1944 LST-542-class tank landing ship

USS LST-801 was an LST-542-class tank landing ship in the United States Navy. Like many of her class, she was not named and is properly referred to by her hull designation.

== History ==
LST-801 was laid down on 6 September 1944 at Jeffersonville, Indiana, by the Jeffersonville Boat and Machine Co.; launched on 14 October 1944; sponsored by Miss Jane E. Calhoun; and commissioned on 8 November 1944.

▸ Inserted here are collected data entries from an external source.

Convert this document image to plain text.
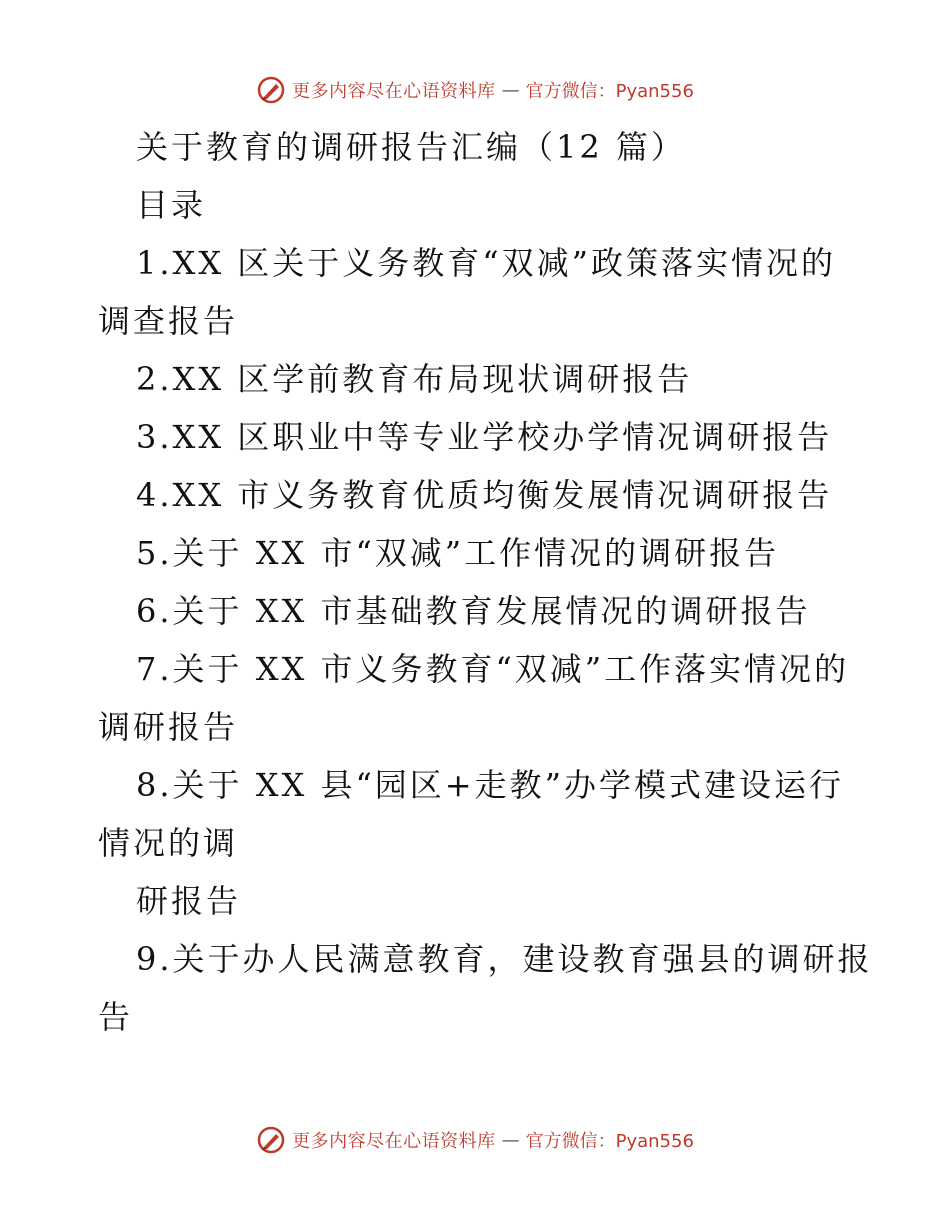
更多内容尽在心语资料库 — 官方微信：Pyan556
关于教育的调研报告汇编（12 篇）
目录
1.XX 区关于义务教育“双减”政策落实情况的
调查报告
2.XX 区学前教育布局现状调研报告
3.XX 区职业中等专业学校办学情况调研报告
4.XX 市义务教育优质均衡发展情况调研报告
5.关于 XX 市“双减”工作情况的调研报告
6.关于 XX 市基础教育发展情况的调研报告
7.关于 XX 市义务教育“双减”工作落实情况的
调研报告
8.关于 XX 县“园区+走教”办学模式建设运行
情况的调
研报告
9.关于办人民满意教育，建设教育强县的调研报
告
更多内容尽在心语资料库 — 官方微信：Pyan556
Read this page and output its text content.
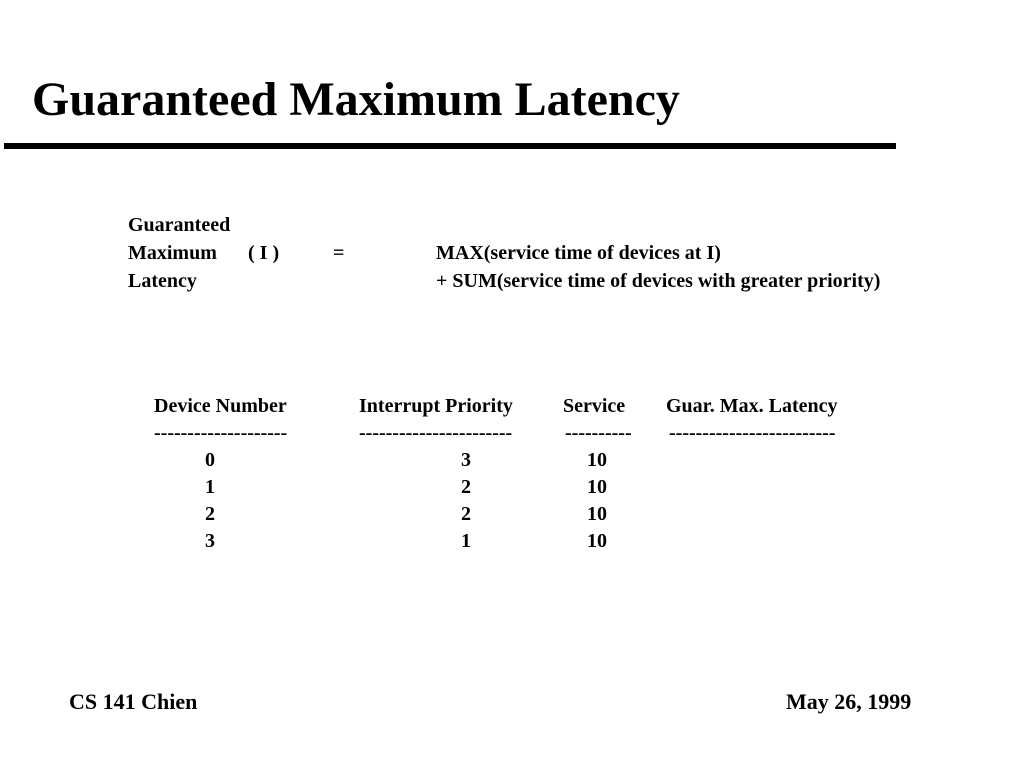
Guaranteed Maximum Latency
Guaranteed
Maximum ( I )	=	MAX(service time of devices at I)
Latency	+ SUM(service time of devices with greater priority)
Device Number	Interrupt Priority	Service Guar. Max. Latency
--------------------	-----------------------	---------- -------------------------
0	3	10
1	2	10
2	2	10
3	1	10
CS 141 Chien	May 26, 1999
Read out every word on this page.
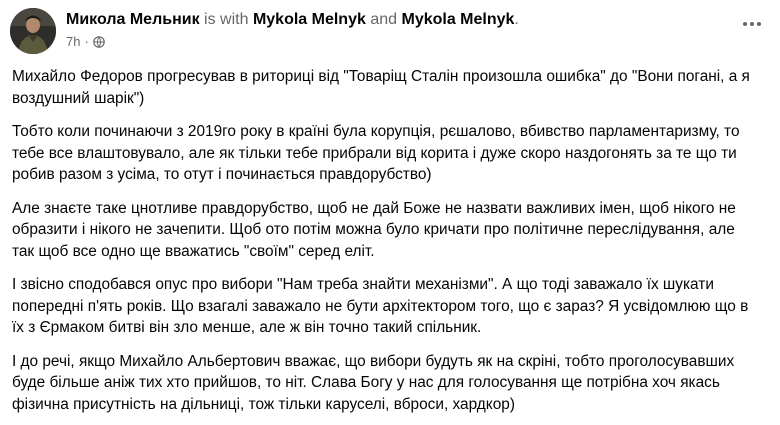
Микола Мельник is with Mykola Melnyk and Mykola Melnyk.
7h ·

Михайло Федоров прогресував в риториці від "Товаріщ Сталін произошла ошибка" до "Вони погані, а я воздушний шарік")

Тобто коли починаючи з 2019го року в країні була корупція, рєшалово, вбивство парламентаризму, то тебе все влаштовувало, але як тільки тебе прибрали від корита і дуже скоро наздогонять за те що ти робив разом з усіма, то отут і починається правдорубство)

Але знаєте таке цнотливе правдорубство, щоб не дай Боже не назвати важливих імен, щоб нікого не образити і нікого не зачепити. Щоб ото потім можна було кричати про політичне переслідування, але так щоб все одно ще вважатись "своїм" серед еліт.

І звісно сподобався опус про вибори "Нам треба знайти механізми". А що тоді заважало їх шукати попередні п'ять років. Що взагалі заважало не бути архітектором того, що є зараз? Я усвідомлюю що в їх з Єрмаком битві він зло менше, але ж він точно такий спільник.

І до речі, якщо Михайло Альбертович вважає, що вибори будуть як на скріні, тобто проголосувавших буде більше аніж тих хто прийшов, то ніт. Слава Богу у нас для голосування ще потрібна хоч якась фізична присутність на дільниці, тож тільки каруселі, вброси, хардкор)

During World War II, LST-801 was assigned to the Asiatic-Pacific theater and participated in the assault and occupation of Okinawa Gunto from March through June 1945. Following the war, LST-801 performed occupation duty in the Far East until early March 1946. She returned to the United States and was decommissioned on 18 July 1946 and struck from the Navy list on 18 August that same year. On 29 December 1947, the ship was sold to Pablo N. Ferrari & Co. for operation, and was transferred to Argentina and renamed Don Antonio.

LST-801 earned one battle star for World War II service.

=== Argentine service ===
In Argentine Navy service, Don Antonio was renamed ARA Cabo Buen Tiempo and redesignated BDT-13 (Buque Desembarco de Tanques). She was retired in 1963.